For reading and changing HTML and XML, DOM library is the best option as it is automatically built together with some PHP versions.
Contents
PHP DOMDocument: Main Tips
- The XML data parser called DOM lets you manipulate XML scripts in your PHP code.
- DOM is a tree-based parser (as opposed to event-based XML parsers).
XML Data: Example of Tree-Based Structure
To understand how DOM views XML data, let's analyze the following code example:
<?xml version="1.0" encoding="UTF-8"?>
<from>Me</from>
XML data, as seen by DOM, has a tree-type structure:
- XML document itself is level 1.
- The root element, which is
<from>
, is level 2. - The text element, which is
Me
, is level 3.
DOMDocument Properties
The following properties can help you find out information about your XML document:
Property | Description |
---|---|
actualEncoding | Deprecated. It is a read-only property, representing the encoding of a document. |
config | Deprecated. When DOMDocument::normalizeDocument() is called, this configuration property applies. |
doctype | Represents the Document Type Declaration related to a document. |
documentElement | Provides direct access to child nodes in a document. |
documentURI | Represents the document location. Returns NULL if location is not found. |
encoding | Represents document encoding as indicated by the XML declaration. |
formatOutput | Helps to organize output with necessary spaces and indentation. |
implementation | Represents the DOMImplementation object which manages the document. |
preserveWhiteSpace | Specifies not to remove extra white space. |
recover | Proprietary. Turns on recovery mode. This attribute is not from DOM documentation but from libxml. |
resolveExternals | When set to TRUE, this attribute loads external entities from a doctype declaration. It is convenient for adding characters in XML documents. |
standalone | Deprecated. Indicates whether document is standalone. The same as xmlStandalone. |
strictErrorChecking | Displays DOMException when errors are detected. |
substituteEntities | Proprietary. Indicates whether entities should be substituted. It is not a part of DOM specification and is unique to libxml. |
validateOnParse | Used for loading and validating against DTD. |
version | Deprecated. Represents the XML version. Same as xmlVersion. |
xmlEncoding | Indicates the encoding of the XML document. NULL for when encoding is not found. |
xmlStandalone | Indicates whether the XML document is standalone. FALSE when this information is not found. |
xmlVersion | Indicates the version number of the XML document. If no declaration is found but document supports XML, the version is 1.0. |
Parsing Code Example
In our example below, we will be using a XML document called note.xml:
<?xml version="1.0" encoding="UTF-8"?>
<note>
<to>You</to>
<from>Me</from>
<heading>The Game</heading>
<body>You lost it.</body>
</note>
How to Load and Output XML Data
This is the script you will need to use to initialize XML parser.
<?php
$xml_doc = new DOMDocument();
$xml_doc->load('node.xml');
print $xml_doc->saveXML();
?>
Here are the steps of this code example:
- We create a new XML DOM Document.
- We use the
load
function to load XML data into an object. - We print the information from the XML DOMDocument we created.

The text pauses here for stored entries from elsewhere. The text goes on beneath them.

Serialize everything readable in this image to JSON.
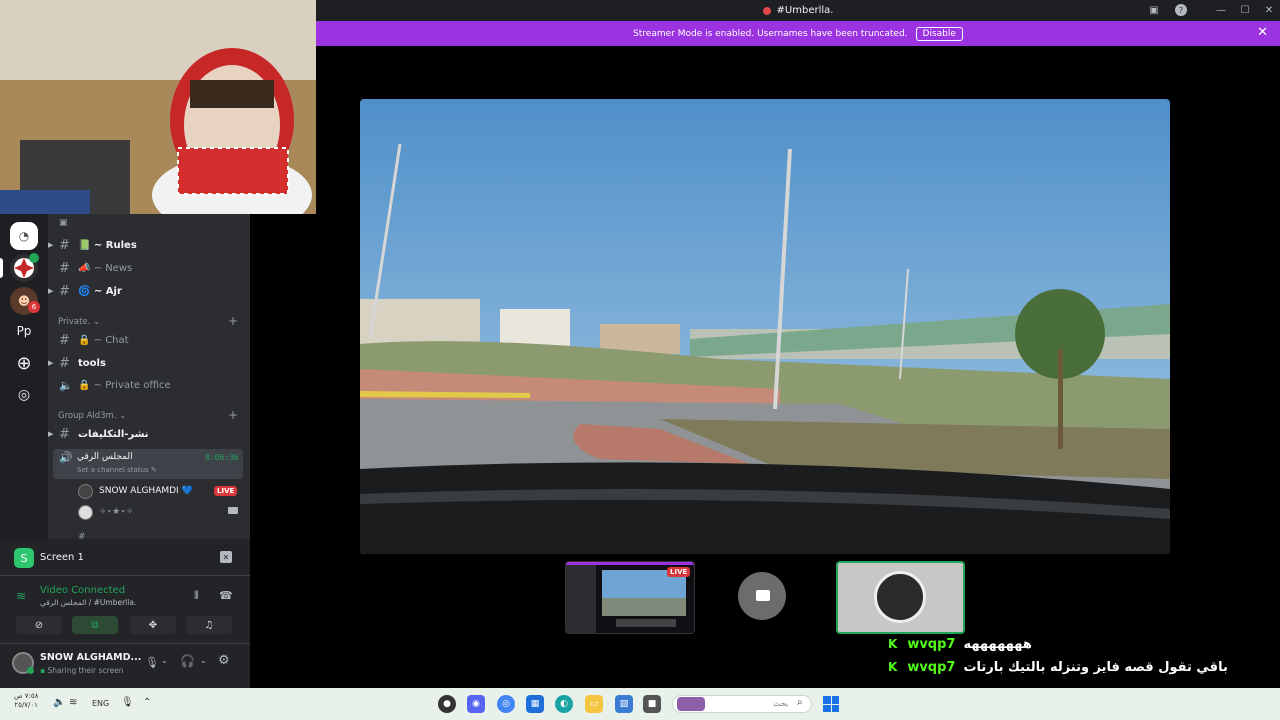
{
  "window": {
    "title": "#Umberlla."
  },
  "banner": {
    "text": "Streamer Mode is enabled. Usernames have been truncated.",
    "button": "Disable"
  },
  "rail": {
    "pp_label": "Pp",
    "badge_count": "6"
  },
  "channels": {
    "items": [
      {
        "label": "Rules",
        "icon": "📗"
      },
      {
        "label": "News",
        "icon": "📣"
      },
      {
        "label": "Ajr",
        "icon": "🌀"
      }
    ],
    "cat_private": "Private.",
    "private_items": [
      {
        "label": "Chat"
      },
      {
        "label": "tools"
      },
      {
        "label": "Private office"
      }
    ],
    "cat_group": "Group Ald3m.",
    "group_text": "نشر-التكليفات",
    "voice_name": "المجلس الرقي",
    "voice_timer": "8:06:36",
    "voice_status": "Set a channel status",
    "voice_users": [
      {
        "name": "SNOW ALGHAMDI 💙",
        "live": "LIVE"
      },
      {
        "name": "✧⋆★⋆✧"
      }
    ]
  },
  "screen_panel": {
    "title": "Screen 1",
    "rtc_status": "Video Connected",
    "rtc_channel": "المجلس الرقي / #Umberlla.",
    "user_name": "SNOW ALGHAMD...",
    "user_status": "Sharing their screen"
  },
  "stage": {
    "tile_live": "LIVE"
  },
  "chat": [
    {
      "user": "wvqp7",
      "message": "هههههههه"
    },
    {
      "user": "wvqp7",
      "message": "باقي تقول قصه فايز وتنزله بالتيك بارتات"
    }
  ],
  "taskbar": {
    "time": "٧:٥٨ ص",
    "date": "٢٥/٧/٠١",
    "lang": "ENG",
    "search_placeholder": "بحث"
  },
  "colors": {
    "accent": "#9b34e0",
    "live": "#da373c",
    "kick_green": "#53fc18",
    "connected": "#23a55a"
  }
}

Note: by using the function called saveXML(), we put internal XML data into a data string. It will then be ready to be displayed.
We get the following output:
Me You The Game You lost it.
If you try selecting View source in your browser, an HTML text will appear:
<?xml version="1.0" encoding="UTF-8"?>
<note>
<to>You</to>
<from>Me</from>
<heading>The Game</heading>
<body>You lost it.</body>
</note>
Executing Loops in XML Files
To initialize PHP XML parser, access the data and then iterate through, you should apply the foreach loop:
<?php
$xml_doc = new DOMDocument();
$xml_doc->load('note.xml');
$i = $xml_doc->documentElement;
foreach ($i->childNodes AS $item) {
print $item->nodeName . " = " . $item->nodeValue . "<br>";
}
?>
This code example follows the same steps: it creates a new XML DOM Document containing the data from note.xml file. Then, we apply foreach
to print the nodeName
and nodeValue
.
This is the output we get in such a case:
#text =
from = Me
#text =
to = You
#text =
heading = The Game
#text =
body = You lost it
#text =
Note: notice there is some white space left in our example. Keep in mind that XML DOMDocument may take those as elements and cause issues.
Learn to Make PHP Parse HTML
You should learn to create PHP DOMDocuments to modify HTML script. The following code example shows how you can create a PHP DOMDocument, containing HTML:
<?php
$doc = new DOMDocument();
$doc->loadHTML("<html><body>Example<br></body></html>");
echo $doc->saveHTML();
?>
PHP DOMDocument: Summary
- Using DOM library, you can handle XML and HTML documents.
- DOM stands for Document Object Model and belongs to tree-based XML parsers.
- Its functionalities come inbuilt in PHP.